As communists in Local 371 and other unions, we in PLP must point out the limitations of unions to our fellow workers. Workers at my location have been very disturbed by the uncertainty attendant upon reorganization. I have, in a too-limited way, been trying to show that this uncertainty and feeling of powerlessness is due to the fact that workers do not control our own lives under capitalism. Unions can protect us only minimally. The only way to end the bosses' racist, fascist attacks against us and our clients is to organize for communist revolution.
Child Welfare Red
I wanted to add something to the articles in Challenge about the fascist medical experiments, which seek "biological roots of violence" among black and Latin youth. In the New York Times (11/21), there was an article exposing racism in the NYC Special Education Department. Among other startling facts, it showed how black and Latin youth are referred to special education programs at more than double the rate of whites.
The article admits that many special education students are nothing more than warehoused in segregated classrooms and are never taught much of anything of benefit to them. Most never graduated high school. These are the students the ruling class has already given up on.
But what is more important is what the article didn't say. It didn't connect this racism to fascist medical research. "Researchers" at Queens College and Mt. Sinai School of Medicine (part of the City University of New York) got names of these same special education students from the Board of Education (BOE) to convince these students to be part of their racist pseudo-scientific studies. BOE officials bragged that "the Bronx offers important groups for inclusion in the studies because its 22,000 special-ed students `are largely Hispanic (53 percent) and African-American (37 percent)' and the area is high in poverty."
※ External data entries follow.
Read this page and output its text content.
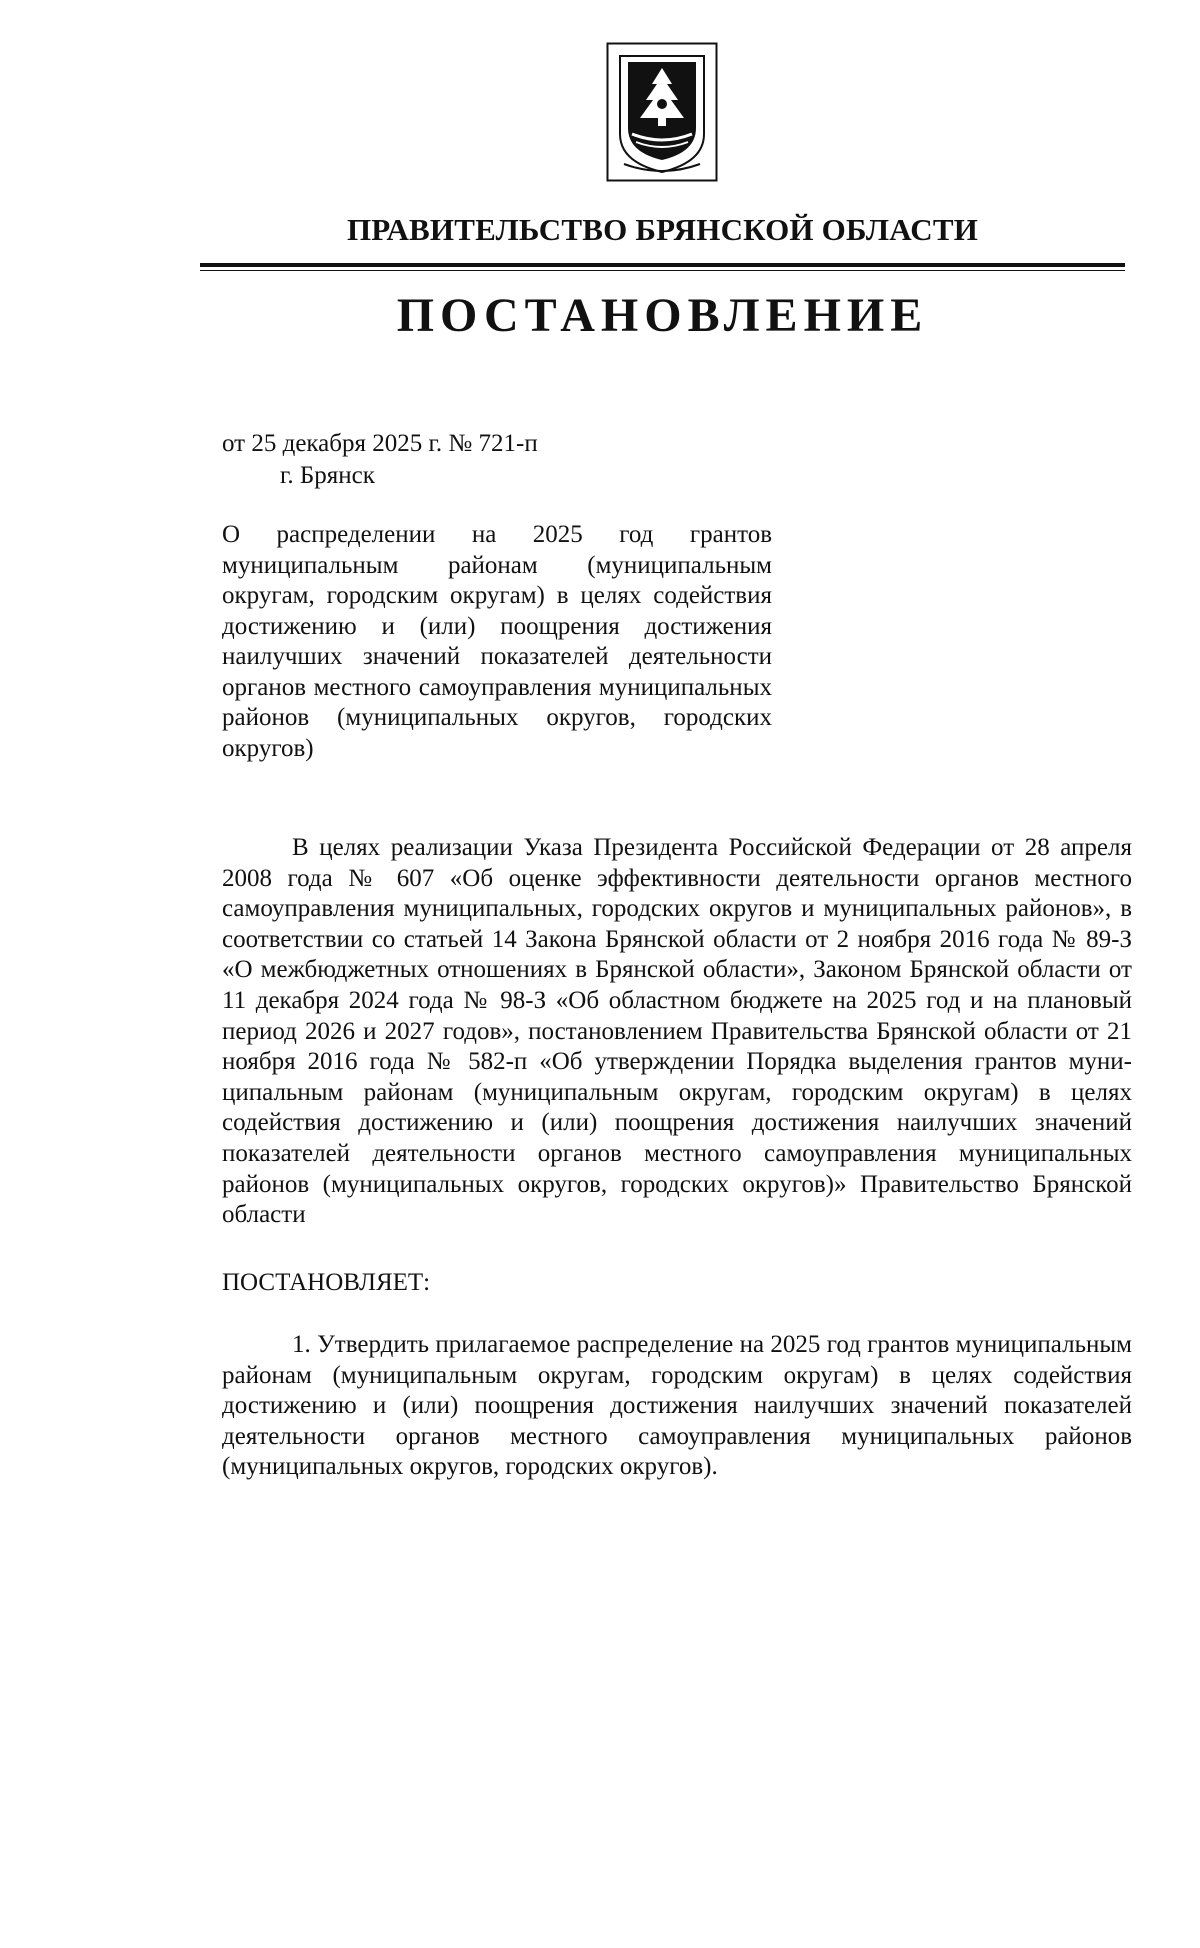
ПРАВИТЕЛЬСТВО БРЯНСКОЙ ОБЛАСТИ
ПОСТАНОВЛЕНИЕ
от 25 декабря 2025 г. № 721-п
г. Брянск
О распределении на 2025 год грантов муниципальным районам (муниципальным округам, городским округам) в целях содействия достижению и (или) поощрения достижения наилучших значений показателей деятельности органов местного самоуправления муниципальных районов (муниципальных округов, городских округов)
В целях реализации Указа Президента Российской Федерации от 28 апреля 2008 года № 607 «Об оценке эффективности деятельности органов местного самоуправления муниципальных, городских округов и муниципальных районов», в соответствии со статьей 14 Закона Брянской области от 2 ноября 2016 года № 89-З «О межбюджетных отношениях в Брянской области», Законом Брянской области от 11 декабря 2024 года № 98-З «Об областном бюджете на 2025 год и на плановый период 2026 и 2027 годов», постановлением Правительства Брянской области от 21 ноября 2016 года № 582-п «Об утверждении Порядка выделения грантов муниципальным районам (муниципальным округам, городским округам) в целях содействия достижению и (или) поощрения достижения наилучших значений показателей деятельности органов местного самоуправления муниципальных районов (муниципальных округов, городских округов)» Правительство Брянской области
ПОСТАНОВЛЯЕТ:
1. Утвердить прилагаемое распределение на 2025 год грантов муниципальным районам (муниципальным округам, городским округам) в целях содействия достижению и (или) поощрения достижения наилучших значений показателей деятельности органов местного самоуправления муниципальных районов (муниципальных округов, городских округов).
Brilliant! One hand washes the other. The BOE selects students for special education based on racism, then they pass them along to these hospitals to conduct racist experiments on them; the hospitals in turn show they are "in fact defective," justifying cutting school budgets and putting more racist police in the schools to "control," jail, or kill them
This process of cooperation--the Nazis called it co-ordination--among different ruling class run institutions is a hallmark of the fascist period we are in. These "partnerships" are the ruling class's way to concentrate their forces. In the midst of their economic crisis and their need to protect their profits, this "cooperation" allows them to do two thing: force the working class to follow their fascist rules, via increase security and cops, and to create deceitful explanations to convince teachers and other workers that they Must resort to these fascist measures "for your own safety."
The fight among teachers over if we should follow these plans is intensifying. The union itself is in the middle of a campaign to "make schools sager." They are working hard to convince teachers that they must beware of "violence-prone students." They support police running school security (with a few cosmetic changes which serve their needs). The union is our enemy too! They are another ruling class institution which "cooperates" with the fascists. In this period teachers are going to be forced more and more to choose sides. Are we going to "cooperate" with the fascists, or are we going to fight them? And if we choose to fight them, what will we fight for? Fascism is right under our noses.